Troublé par ces paroles, René releva du sein de Chactas sa tête humiliée. Le Sachem aveugle se prit à sourire, et ce sourire de la bouche, qui ne se mariait plus à celui des yeux, avait quelque chose de mystérieux et de céleste. « Mon fils, dit le vieil amant d’Atala, il nous parle sévèrement ; il corrige et le vieillard et le jeune homme, et il a raison. Oui, il faut que tu renonces à cette vie extraordinaire qui n’est pleine que de soucis : il n’y a de bonheur que dans les voies communes.

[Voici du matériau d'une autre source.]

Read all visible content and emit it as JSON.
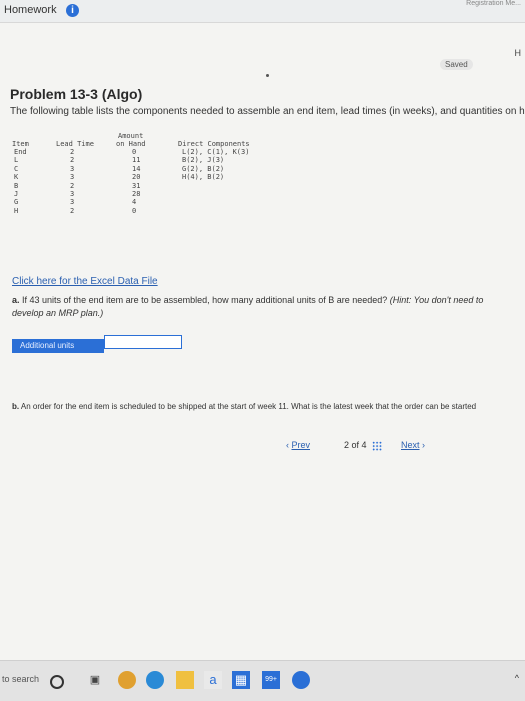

Un jour, le Meschacebé, encore assez près de sa source, se lassa de n’être qu’un limpide ruisseau. Il demande des neiges aux montagnes, des eaux aux torrents, des pluies aux tempêtes, il franchit ses rives, et désole ses bords charmants. L’orgueilleux ruisseau s’applaudit d’abord de sa puissance ; mais, voyant que tout devenait désert sur son passage, qu’il coulait abandonné dans la solitude, que ses eaux étaient toujours troublées, il regretta l’humble lit que lui avait creusé la nature, les oiseaux, les fleurs, les arbres et les ruisseaux, jadis modestes compagnons de son paisible cours. »

François-René de Chateaubriand, Œuvres complètes, tome 3, Nendeln (Liechtenstein), Kraus reprint, 1828, pp. 95-96.